Speaking to Cool FM on Wednesday, Translink CEO Chris Conway said: “At the minute, we’re waiting until the final ballot is completed and at that point we’ll meet with the unions to see what the next steps are.

“It’s been a long process and we’ve negotiated and worked hard with the union to get to a fair deal and now we just need to see what the next steps are.”

Asked if there was room for negotiation to prevent further strikes, he said: “Translink doesn’t have any further funding in this regard.

“When I meet with them, we’ll have that conversation.”

Several other pay disputes are still in motion across Northern Ireland.

Most civil servants and healthcare workers in Northern Ireland are also considering the same offer of 5% for 2023/24, with a one-off payment of £,1500.

The Royal College of Nursing in Northern Ireland has already expressed disappointed in the lump-sum or non-consolidated payment of £1,500.

Earlier this month, junior doctors in Northern Ireland went ahead with their first ever strike by staging a 24-hour walkout.

The Department of Health had made a backdated pay offer for 2023/24, with would equal a 9.1% increase and 10.7% for those in their first year.

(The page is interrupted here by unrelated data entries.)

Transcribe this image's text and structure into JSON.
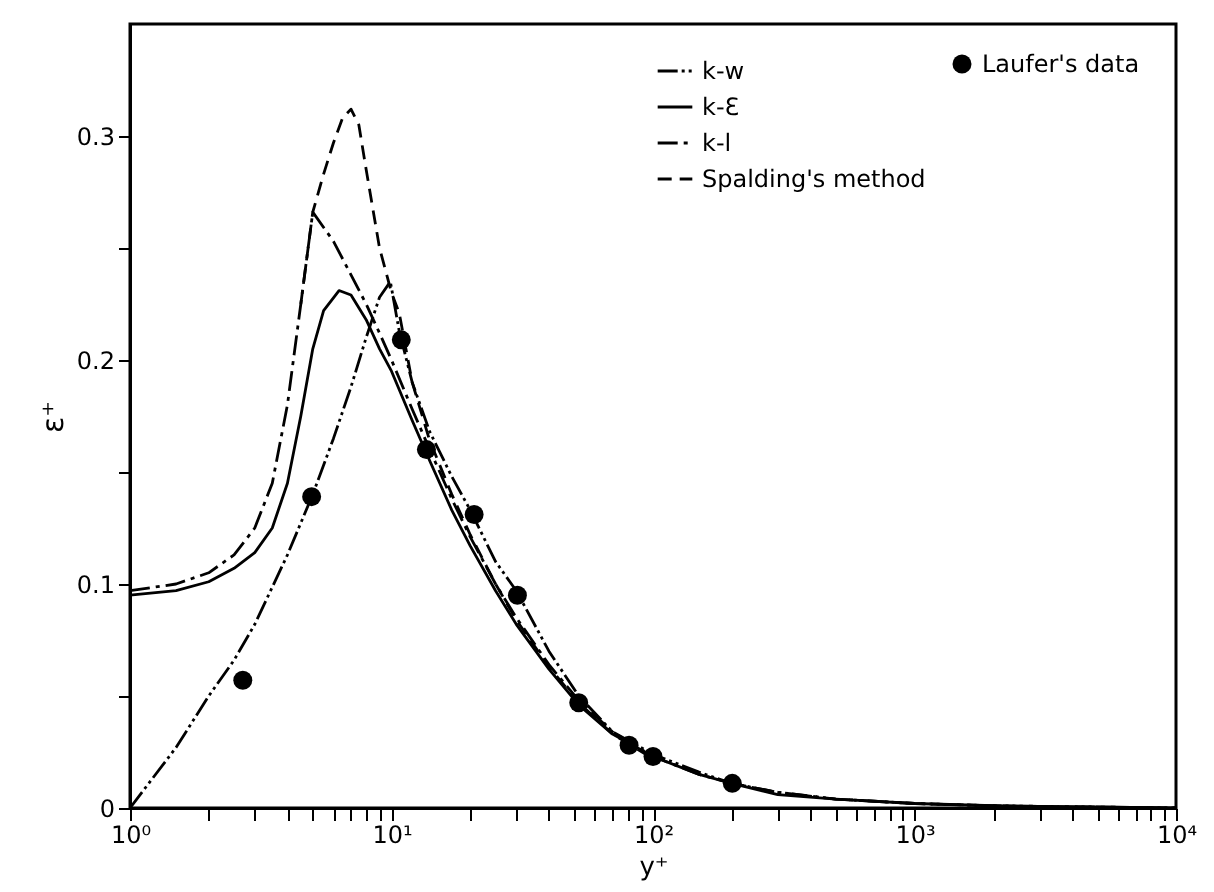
{
  "chart_data": {
    "type": "line",
    "xlabel": "y⁺",
    "ylabel": "ε⁺",
    "log": "x",
    "legend": "top right",
    "xlim": [
      1,
      10000
    ],
    "ylim": [
      0,
      0.35
    ],
    "xticks": [
      {
        "value": 1,
        "label": "10⁰"
      },
      {
        "value": 2,
        "label": null
      },
      {
        "value": 3,
        "label": null
      },
      {
        "value": 4,
        "label": null
      },
      {
        "value": 5,
        "label": null
      },
      {
        "value": 6,
        "label": null
      },
      {
        "value": 7,
        "label": null
      },
      {
        "value": 8,
        "label": null
      },
      {
        "value": 9,
        "label": null
      },
      {
        "value": 10,
        "label": "10¹"
      },
      {
        "value": 20,
        "label": null
      },
      {
        "value": 30,
        "label": null
      },
      {
        "value": 40,
        "label": null
      },
      {
        "value": 50,
        "label": null
      },
      {
        "value": 60,
        "label": null
      },
      {
        "value": 70,
        "label": null
      },
      {
        "value": 80,
        "label": null
      },
      {
        "value": 90,
        "label": null
      },
      {
        "value": 100,
        "label": "10²"
      },
      {
        "value": 200,
        "label": null
      },
      {
        "value": 300,
        "label": null
      },
      {
        "value": 400,
        "label": null
      },
      {
        "value": 500,
        "label": null
      },
      {
        "value": 600,
        "label": null
      },
      {
        "value": 700,
        "label": null
      },
      {
        "value": 800,
        "label": null
      },
      {
        "value": 900,
        "label": null
      },
      {
        "value": 1000,
        "label": "10³"
      },
      {
        "value": 2000,
        "label": null
      },
      {
        "value": 3000,
        "label": null
      },
      {
        "value": 4000,
        "label": null
      },
      {
        "value": 5000,
        "label": null
      },
      {
        "value": 6000,
        "label": null
      },
      {
        "value": 7000,
        "label": null
      },
      {
        "value": 8000,
        "label": null
      },
      {
        "value": 9000,
        "label": null
      },
      {
        "value": 10000,
        "label": "10⁴"
      }
    ],
    "yticks": [
      0,
      {
        "value": 0.05,
        "label": null
      },
      0.1,
      {
        "value": 0.15,
        "label": null
      },
      0.2,
      {
        "value": 0.25,
        "label": null
      },
      0.3
    ],
    "series": [
      {
        "name": "k-w",
        "color": "#000000",
        "line_style": "dashdotdot",
        "x": [
          1,
          1.5,
          2,
          2.5,
          3,
          4,
          5,
          6,
          7,
          8,
          9,
          9.9,
          10.7,
          12,
          14,
          17,
          20,
          25,
          30,
          40,
          52,
          70,
          100,
          150,
          200,
          300,
          500,
          1000,
          2000,
          10000
        ],
        "values": [
          0,
          0.027,
          0.05,
          0.066,
          0.082,
          0.113,
          0.14,
          0.165,
          0.188,
          0.21,
          0.228,
          0.235,
          0.213,
          0.19,
          0.168,
          0.148,
          0.133,
          0.11,
          0.097,
          0.07,
          0.05,
          0.034,
          0.024,
          0.016,
          0.011,
          0.007,
          0.004,
          0.002,
          0.001,
          0
        ]
      },
      {
        "name": "k-Ɛ",
        "color": "#000000",
        "line_style": "solid",
        "x": [
          1,
          1.5,
          2,
          2.5,
          3,
          3.5,
          4,
          4.5,
          5,
          5.5,
          6.3,
          7,
          8,
          9,
          10,
          12,
          14,
          17,
          20,
          25,
          30,
          40,
          52,
          70,
          100,
          150,
          200,
          300,
          500,
          1000,
          2000,
          10000
        ],
        "values": [
          0.095,
          0.097,
          0.101,
          0.107,
          0.114,
          0.125,
          0.145,
          0.175,
          0.205,
          0.222,
          0.231,
          0.229,
          0.218,
          0.205,
          0.195,
          0.173,
          0.155,
          0.133,
          0.117,
          0.097,
          0.082,
          0.062,
          0.046,
          0.033,
          0.023,
          0.015,
          0.011,
          0.006,
          0.004,
          0.002,
          0.001,
          0
        ]
      },
      {
        "name": "k-l",
        "color": "#000000",
        "line_style": "dashdot",
        "x": [
          1,
          1.5,
          2,
          2.5,
          3,
          3.5,
          4,
          4.5,
          5,
          6,
          7,
          8,
          9,
          10,
          12,
          14,
          17,
          20,
          25,
          30,
          40,
          52,
          70,
          100,
          150,
          200,
          300,
          500,
          1000,
          2000,
          10000
        ],
        "values": [
          0.097,
          0.1,
          0.105,
          0.113,
          0.125,
          0.145,
          0.18,
          0.225,
          0.266,
          0.253,
          0.238,
          0.225,
          0.212,
          0.2,
          0.178,
          0.16,
          0.138,
          0.121,
          0.1,
          0.085,
          0.064,
          0.048,
          0.034,
          0.023,
          0.015,
          0.011,
          0.007,
          0.004,
          0.002,
          0.001,
          0
        ]
      },
      {
        "name": "Spalding's  method",
        "color": "#000000",
        "line_style": "dashed",
        "x": [
          4.5,
          5,
          5.5,
          6,
          6.5,
          7,
          7.5,
          8,
          9,
          10,
          10.7,
          12,
          14,
          17,
          20,
          25,
          30,
          40,
          52,
          70,
          100
        ],
        "values": [
          0.225,
          0.266,
          0.283,
          0.297,
          0.308,
          0.312,
          0.305,
          0.285,
          0.25,
          0.23,
          0.221,
          0.19,
          0.164,
          0.14,
          0.122,
          0.1,
          0.084,
          0.063,
          0.047,
          0.033,
          0.022
        ]
      },
      {
        "name": "Laufer's  data",
        "type": "scatter",
        "color": "#000000",
        "marker": "circle",
        "x": [
          2.7,
          4.95,
          10.9,
          13.6,
          20.7,
          30.3,
          52,
          81,
          100,
          201
        ],
        "values": [
          0.057,
          0.139,
          0.209,
          0.16,
          0.131,
          0.095,
          0.047,
          0.028,
          0.023,
          0.011
        ]
      }
    ]
  }
}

The British Medical Association’s NI Junior Doctor Committee said this still fell short of addressing what has been a 30% pay erosion since 2008.

This week, the Education Minister Paul Givan also announced that newly qualified teachers could see their starting salary increase by 24% under a new pay offer.

New teachers could receive a starting salary of £30,000, while current teachers could also see their pay increase by 10%.

Members of the five main teaching unions, that make up the Northern Ireland Teaching Council (NITC), are now considering the offer with a decision due by March 26.